One of the most interesting aspects of the sorid Ray Rice story this past week has been the attention that's being paid to the elite sports press, its coverage of the NFL and its collective relationship to sources.
It's a theme I'm going to be coming back to a lot in the next few weeks on the blog. As I get settled into the new gig at SUNY Oswego and come up from My Year in Dissertation, I'm really interested in writing about and studying the relationship between sports journalists and their sources. It's a fascinating subject, especially in this age when Deadspin and TMZ — news sources that flaunt their lack of access to official sources— are such major players in sports journalism.
But there were two pieces in the past week that really caught my eye and capture my current scholarly obsession. They're the kind of pieces that are so good, they make me mad I didn't write them in the first place. The first comes from my friend, and the man who once tried to get me a job at the Bucks County Courier Times, Mike Sielski.
Always, this story would have to be broken by someone outside the league's purview, which meant that the likes of Adam Schefter, Chris Mortensen, Peter King, and Jay Glazer - those insiders feeding us morsels of preapproved info - were never going to get this scoop. They are not outside the NFL's culture. They inhabit it. ... To get those transactional tidbits, to find out who made the practice squad or who signed that 10-day contract, to get "a source" to say what might happen if a particular player happened to be traded, we develop relationships and grant anonymity and conveniently ignore that the source might have an agenda or might earn his paycheck from the same company that owns our all-sports network or newspaper or website, and that we might be nothing more than a mouthpiece.

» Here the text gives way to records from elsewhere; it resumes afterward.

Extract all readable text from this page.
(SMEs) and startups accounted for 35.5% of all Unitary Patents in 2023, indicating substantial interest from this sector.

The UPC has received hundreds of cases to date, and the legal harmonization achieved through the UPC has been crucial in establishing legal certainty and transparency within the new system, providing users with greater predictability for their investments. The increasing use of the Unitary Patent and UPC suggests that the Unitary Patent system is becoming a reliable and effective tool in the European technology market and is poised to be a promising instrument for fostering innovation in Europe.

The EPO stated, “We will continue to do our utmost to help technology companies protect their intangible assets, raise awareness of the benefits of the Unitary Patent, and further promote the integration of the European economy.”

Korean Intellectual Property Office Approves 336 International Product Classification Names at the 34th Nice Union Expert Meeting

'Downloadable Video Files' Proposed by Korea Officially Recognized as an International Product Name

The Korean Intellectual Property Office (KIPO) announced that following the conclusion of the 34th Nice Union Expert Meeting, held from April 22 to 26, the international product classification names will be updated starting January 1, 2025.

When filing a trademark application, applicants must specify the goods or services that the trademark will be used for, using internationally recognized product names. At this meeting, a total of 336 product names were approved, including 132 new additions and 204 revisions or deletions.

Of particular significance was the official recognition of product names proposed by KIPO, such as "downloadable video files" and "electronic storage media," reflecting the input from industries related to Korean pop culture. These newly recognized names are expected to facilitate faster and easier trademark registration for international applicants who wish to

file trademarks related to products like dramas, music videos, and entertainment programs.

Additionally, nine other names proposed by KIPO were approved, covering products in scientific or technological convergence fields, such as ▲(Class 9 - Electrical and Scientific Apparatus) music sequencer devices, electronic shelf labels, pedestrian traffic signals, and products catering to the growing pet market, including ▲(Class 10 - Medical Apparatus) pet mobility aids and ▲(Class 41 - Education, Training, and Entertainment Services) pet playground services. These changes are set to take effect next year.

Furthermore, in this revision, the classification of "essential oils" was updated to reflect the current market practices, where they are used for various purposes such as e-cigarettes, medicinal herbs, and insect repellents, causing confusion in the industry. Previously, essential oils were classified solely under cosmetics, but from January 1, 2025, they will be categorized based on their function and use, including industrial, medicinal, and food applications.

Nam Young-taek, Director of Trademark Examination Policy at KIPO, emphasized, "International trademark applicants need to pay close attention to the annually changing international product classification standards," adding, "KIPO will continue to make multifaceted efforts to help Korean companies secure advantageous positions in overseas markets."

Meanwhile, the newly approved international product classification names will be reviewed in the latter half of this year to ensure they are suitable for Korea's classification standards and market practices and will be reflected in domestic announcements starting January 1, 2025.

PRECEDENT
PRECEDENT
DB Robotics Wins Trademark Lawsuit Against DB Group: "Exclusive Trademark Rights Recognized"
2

Like Wall Street and other big institutions, the NFL prefers and—in the case of reporters like Schefter, ESPN’s Chris Mortensen, and Sports Illustrated’s Peter King—facilitates access reporting. It’s good business. The steady flow of information on the ESPN ticker keeps NFL fans engaged with the product and wanting more of it. As far as accountability journalism is concerned, it seems like no coincidence that the Rice story broke thanks to the gatecrashers at TMZ—a bunch of outsiders who have much to gain from knocking pro football down a peg, and are willing to write checks to buy up the sort of photos and videos that tarnish the NFL’s vaunted shield. ... The problem with access journalism comes when reporters serve as mere pass-throughs for information, especially when that information is a lot weightier than the Chargers planning to sign Doug Legursky.